Aquí había una tienda centenaria: así pierden su identidad los locales protegidos de Zaragoza

Mientras algunos negocios emblemáticos resisten el paso del tiempo, los cierres y el abandono favorecen la pérdida de elementos pratrimoniales

Los locales protegidos de Zaragoza bajan la persiana

Miguel Ángel Gracia

David Chic

David Chic

ZARAGOZA

El tramo inicial de la calle Alfonso, junto al Coso, acumula un amplio número de locales comerciales protegidos por su interés histórico y artístico. Sin embargo, en muchos casos como sucede con el número 8 (el que se encuentra haciendo esquina con la calle Cuatro de Agosto, que en su origen era pastelería Tupinamba y su actividad real hace tiempo que cesó) el paseante lo único que puede observar es su fachada con pintadas y rejas. De llamativo estilo neoclásico el local, que también acogió una tienda de regalos pero cesó su actividad definitiva a mediados de los dosmiles, convive con fachadas estandarizadas de franquicias de ropa, comida rápida y bazares de juguetes.

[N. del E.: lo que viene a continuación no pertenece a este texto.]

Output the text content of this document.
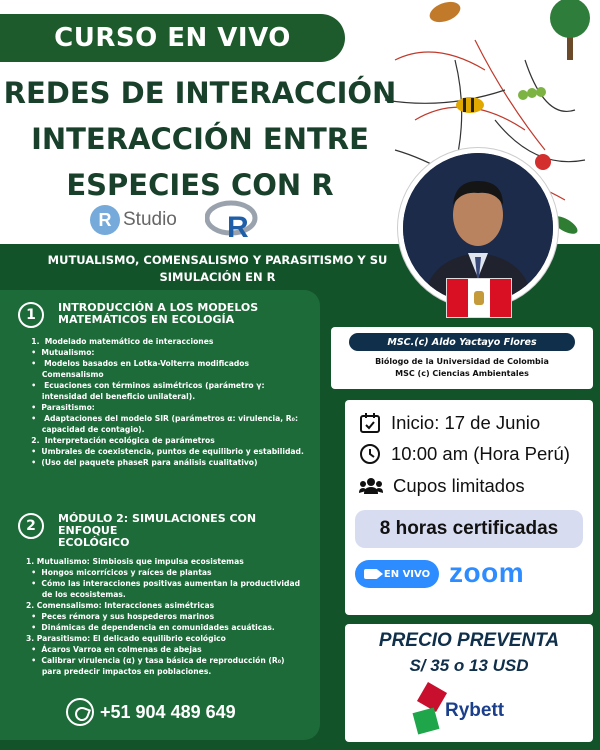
CURSO EN VIVO
REDES DE INTERACCIÓN
INTERACCIÓN ENTRE
ESPECIES CON R
R Studio R
MUTUALISMO, COMENSALISMO Y PARASITISMO Y SU
SIMULACIÓN EN R
1	INTRODUCCIÓN A LOS MODELOS
MATEMÁTICOS EN ECOLOGÍA
1.  Modelado matemático de interacciones
•  Mutualismo:
•   Modelos basados en Lotka-Volterra modificados
Comensalismo
•   Ecuaciones con términos asimétricos (parámetro γ:
intensidad del beneficio unilateral).
•  Parasitismo:
•   Adaptaciones del modelo SIR (parámetros α: virulencia, R₀:
capacidad de contagio).
2.  Interpretación ecológica de parámetros
•  Umbrales de coexistencia, puntos de equilibrio y estabilidad.
•  (Uso del paquete phaseR para análisis cualitativo)
2	MÓDULO 2: SIMULACIONES CON ENFOQUE
ECOLÓGICO
1. Mutualismo: Simbiosis que impulsa ecosistemas
•  Hongos micorrícicos y raíces de plantas
•  Cómo las interacciones positivas aumentan la productividad
de los ecosistemas.
2. Comensalismo: Interacciones asimétricas
•  Peces rémora y sus hospederos marinos
•  Dinámicas de dependencia en comunidades acuáticas.
3. Parasitismo: El delicado equilibrio ecológico
•  Ácaros Varroa en colmenas de abejas
•  Calibrar virulencia (α) y tasa básica de reproducción (R₀)
para predecir impactos en poblaciones.
+51 904 489 649
MSC.(c) Aldo Yactayo Flores
Biólogo de la Universidad de Colombia
MSC (c) Ciencias Ambientales
Inicio: 17 de Junio
10:00 am (Hora Perú)
Cupos limitados
8 horas certificadas
EN VIVO zoom
PRECIO PREVENTA
S/ 35 o 13 USD
Rybett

El ejemplo del viejo Tupinamba es significativo y evidencia cómo quince años después de la publicación de un esperado Catálogo de locales comerciales de interés histórico artístico de Zaragoza este compromiso de conservación sobrevive desactualizado y con errores significativos en sus 42 inclusiones, no tanto porque los locales se encuentran abandonados (que eso no es un problema si caen en manos de propietarios con voluntad de respetar su pasado) si no por las modificaciones que han sufrido tras rehabilitaciones muy agresivas o con poca sensibilidad respecto a la memoria que atesoran.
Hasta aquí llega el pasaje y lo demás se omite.